Cuando Silveira y sus dos compañeros cruzaron la puerta del rancho, volviéronse y se quitaron los sombreros. Marisol y su novio saludaron con la mano.

Durante unos minutos no pudo verse a los tres negros jinetes. Luego reaparecieron ascendiendo por la falda de una colina. Cuando llegaran al otro lado ya no se les podría volver a ver.

Los tres hombres y sus caballos destacábanse sobre el verde fondo de la tierra. Iban muy juntos, formando casi una negra masa.

Al fin llegaron a lo alto de la colina. Lentamente se volvieron hacia el rancho. Abriles, que por su sombrero mejicano se destacaba entre sus dos compañeros levantó una mano en un último saludo. Silveira y Guzmán saludaron con sus sombreros.

Y aunque la distancia era demasiado grande para, hacerse oír ni siquiera a gritos, Marisol, en voz muy baja que ahogaban las lágrimas, murmuró:

—Adiós, amigos, adiós.

El sol se hundía en el horizonte. Parecía hacerlo detrás de aquella colina, en cuya cumbre permanecían aún inmóviles tres negros jinetes.

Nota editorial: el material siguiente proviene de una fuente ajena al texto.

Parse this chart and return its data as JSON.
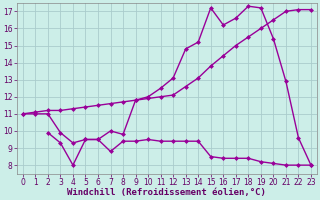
{
  "background_color": "#cceee8",
  "grid_color": "#aacccc",
  "line_color": "#990099",
  "marker": "D",
  "markersize": 2.5,
  "linewidth": 1.0,
  "xlabel": "Windchill (Refroidissement éolien,°C)",
  "xlabel_fontsize": 6.5,
  "ylabel_ticks": [
    8,
    9,
    10,
    11,
    12,
    13,
    14,
    15,
    16,
    17
  ],
  "xlabel_ticks": [
    0,
    1,
    2,
    3,
    4,
    5,
    6,
    7,
    8,
    9,
    10,
    11,
    12,
    13,
    14,
    15,
    16,
    17,
    18,
    19,
    20,
    21,
    22,
    23
  ],
  "xlim": [
    -0.5,
    23.5
  ],
  "ylim": [
    7.5,
    17.5
  ],
  "line1_x": [
    0,
    1,
    2,
    3,
    4,
    5,
    6,
    7,
    8,
    9,
    10,
    11,
    12,
    13,
    14,
    15,
    16,
    17,
    18,
    19,
    20,
    21,
    22,
    23
  ],
  "line1_y": [
    11.0,
    11.0,
    11.0,
    9.9,
    9.3,
    9.5,
    9.5,
    8.8,
    9.4,
    9.4,
    9.5,
    9.4,
    9.4,
    9.4,
    9.4,
    8.5,
    8.4,
    8.4,
    8.4,
    8.2,
    8.1,
    8.0,
    8.0,
    8.0
  ],
  "line2_x": [
    0,
    1,
    2,
    3,
    4,
    5,
    6,
    7,
    8,
    9,
    10,
    11,
    12,
    13,
    14,
    15,
    16,
    17,
    18,
    19,
    20,
    21,
    22,
    23
  ],
  "line2_y": [
    11.0,
    11.1,
    11.2,
    11.2,
    11.3,
    11.4,
    11.5,
    11.6,
    11.7,
    11.8,
    11.9,
    12.0,
    12.1,
    12.6,
    13.1,
    13.8,
    14.4,
    15.0,
    15.5,
    16.0,
    16.5,
    17.0,
    17.1,
    17.1
  ],
  "line3_x": [
    2,
    3,
    4,
    5,
    6,
    7,
    8,
    9,
    10,
    11,
    12,
    13,
    14,
    15,
    16,
    17,
    18,
    19,
    20,
    21,
    22,
    23
  ],
  "line3_y": [
    9.9,
    9.3,
    8.0,
    9.5,
    9.5,
    10.0,
    9.8,
    11.8,
    12.0,
    12.5,
    13.1,
    14.8,
    15.2,
    17.2,
    16.2,
    16.6,
    17.3,
    17.2,
    15.4,
    12.9,
    9.6,
    8.0
  ],
  "tick_fontsize": 5.5,
  "tick_color": "#660066",
  "spine_color": "#888888"
}
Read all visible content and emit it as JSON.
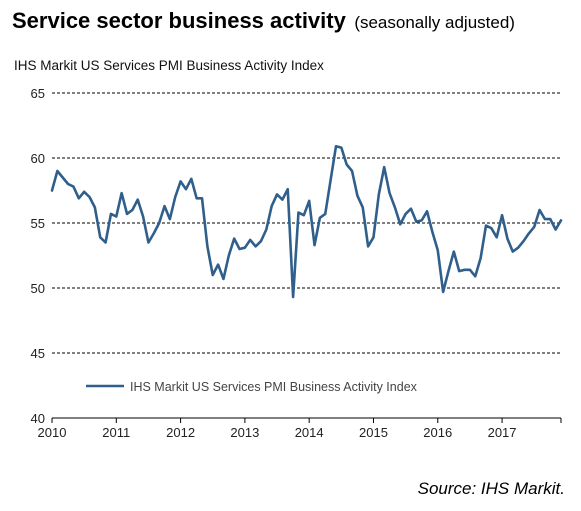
{
  "header": {
    "title": "Service sector business activity",
    "title_note": "(seasonally adjusted)",
    "subtitle": "IHS Markit US Services PMI Business Activity Index"
  },
  "source": "Source: IHS Markit.",
  "chart_data": {
    "type": "line",
    "title": "Service sector business activity",
    "subtitle": "IHS Markit US Services PMI Business Activity Index",
    "ylim": [
      40,
      65
    ],
    "y_ticks": [
      40,
      45,
      50,
      55,
      60,
      65
    ],
    "xlim": [
      "2010-01",
      "2017-12"
    ],
    "x_ticks": [
      "2010",
      "2011",
      "2012",
      "2013",
      "2014",
      "2015",
      "2016",
      "2017"
    ],
    "grid": "horizontal dashed",
    "legend": "bottom-left",
    "series_color": "#2f5f8a",
    "series": [
      {
        "name": "IHS Markit US Services PMI Business Activity Index",
        "x": [
          "2010-01",
          "2010-02",
          "2010-03",
          "2010-04",
          "2010-05",
          "2010-06",
          "2010-07",
          "2010-08",
          "2010-09",
          "2010-10",
          "2010-11",
          "2010-12",
          "2011-01",
          "2011-02",
          "2011-03",
          "2011-04",
          "2011-05",
          "2011-06",
          "2011-07",
          "2011-08",
          "2011-09",
          "2011-10",
          "2011-11",
          "2011-12",
          "2012-01",
          "2012-02",
          "2012-03",
          "2012-04",
          "2012-05",
          "2012-06",
          "2012-07",
          "2012-08",
          "2012-09",
          "2012-10",
          "2012-11",
          "2012-12",
          "2013-01",
          "2013-02",
          "2013-03",
          "2013-04",
          "2013-05",
          "2013-06",
          "2013-07",
          "2013-08",
          "2013-09",
          "2013-10",
          "2013-11",
          "2013-12",
          "2014-01",
          "2014-02",
          "2014-03",
          "2014-04",
          "2014-05",
          "2014-06",
          "2014-07",
          "2014-08",
          "2014-09",
          "2014-10",
          "2014-11",
          "2014-12",
          "2015-01",
          "2015-02",
          "2015-03",
          "2015-04",
          "2015-05",
          "2015-06",
          "2015-07",
          "2015-08",
          "2015-09",
          "2015-10",
          "2015-11",
          "2015-12",
          "2016-01",
          "2016-02",
          "2016-03",
          "2016-04",
          "2016-05",
          "2016-06",
          "2016-07",
          "2016-08",
          "2016-09",
          "2016-10",
          "2016-11",
          "2016-12",
          "2017-01",
          "2017-02",
          "2017-03",
          "2017-04",
          "2017-05",
          "2017-06",
          "2017-07",
          "2017-08",
          "2017-09",
          "2017-10",
          "2017-11",
          "2017-12"
        ],
        "values": [
          57.5,
          59.0,
          58.5,
          58.0,
          57.8,
          56.9,
          57.4,
          57.0,
          56.2,
          53.9,
          53.5,
          55.7,
          55.5,
          57.3,
          55.7,
          56.0,
          56.8,
          55.5,
          53.5,
          54.2,
          55.0,
          56.3,
          55.3,
          57.0,
          58.2,
          57.6,
          58.4,
          56.9,
          56.9,
          53.2,
          51.0,
          51.8,
          50.7,
          52.5,
          53.8,
          53.0,
          53.1,
          53.7,
          53.2,
          53.6,
          54.5,
          56.3,
          57.2,
          56.8,
          57.6,
          49.3,
          55.8,
          55.6,
          56.7,
          53.3,
          55.4,
          55.7,
          58.3,
          60.9,
          60.8,
          59.5,
          59.0,
          57.1,
          56.2,
          53.2,
          53.9,
          57.2,
          59.3,
          57.3,
          56.2,
          54.9,
          55.7,
          56.1,
          55.1,
          55.2,
          55.9,
          54.3,
          52.9,
          49.7,
          51.3,
          52.8,
          51.3,
          51.4,
          51.4,
          50.9,
          52.3,
          54.8,
          54.6,
          53.9,
          55.6,
          53.8,
          52.8,
          53.1,
          53.6,
          54.2,
          54.7,
          56.0,
          55.3,
          55.3,
          54.5,
          55.2
        ]
      }
    ]
  }
}
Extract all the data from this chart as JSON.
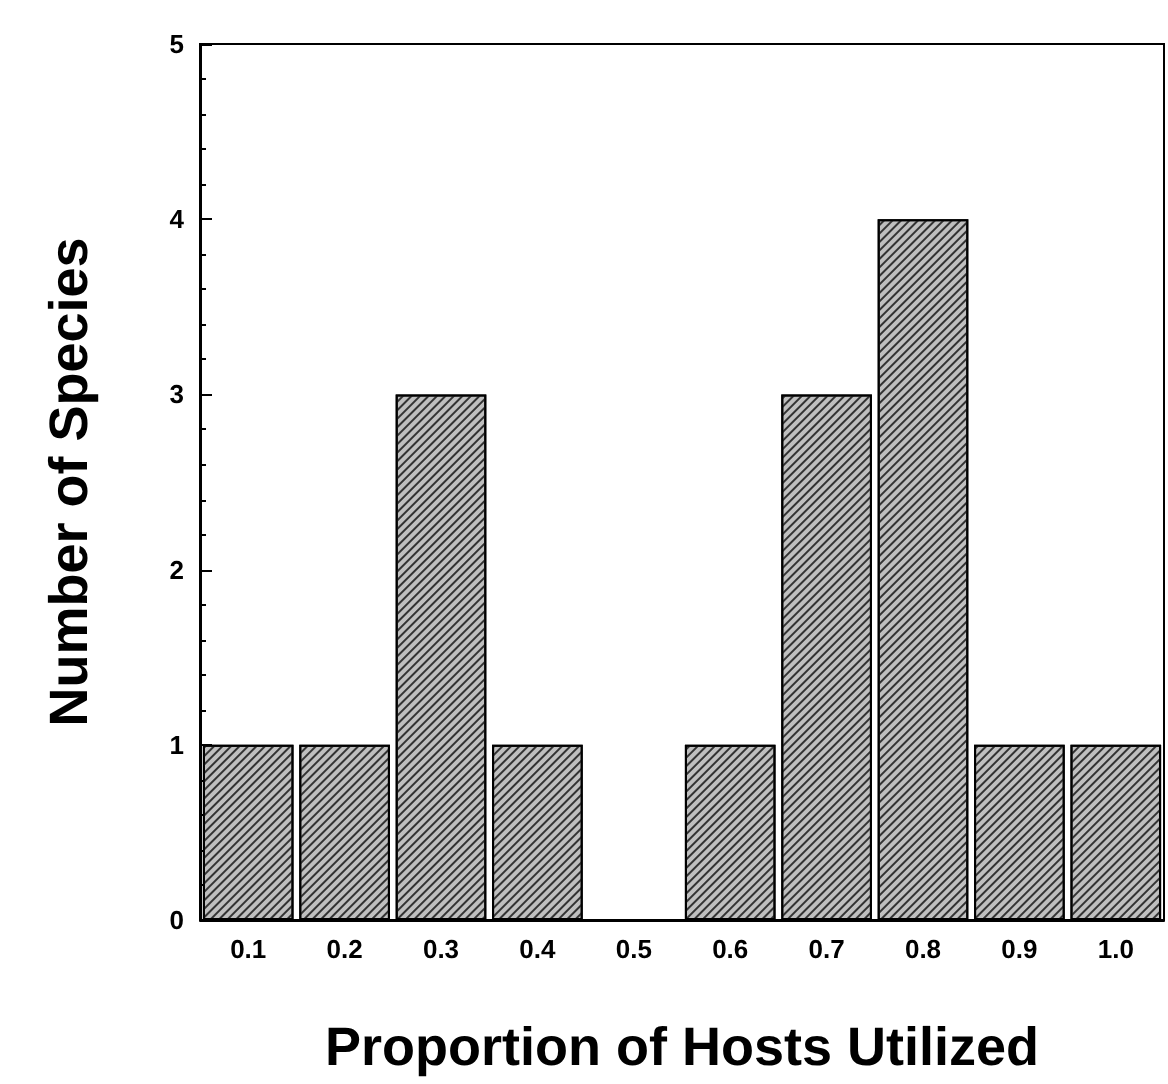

Una vez más, los «Tres» saludaron a los amigos que quedaban en el Rancho de los Olmos. Luego encabritaron sus caballos y al galope desaparecieron por la otra vertiente de la colina, dejando tras ellos una nube de polvo y una historia que contar a los hijos que nacerían de la unión de Marisol y de Cáceres. Una historia de tres hombres malos que tanto bien hicieron a la comunidad del Valle de San Aparicio, a la que dejaron sin Ley, pero mucho mejor gobernada que unos días antes.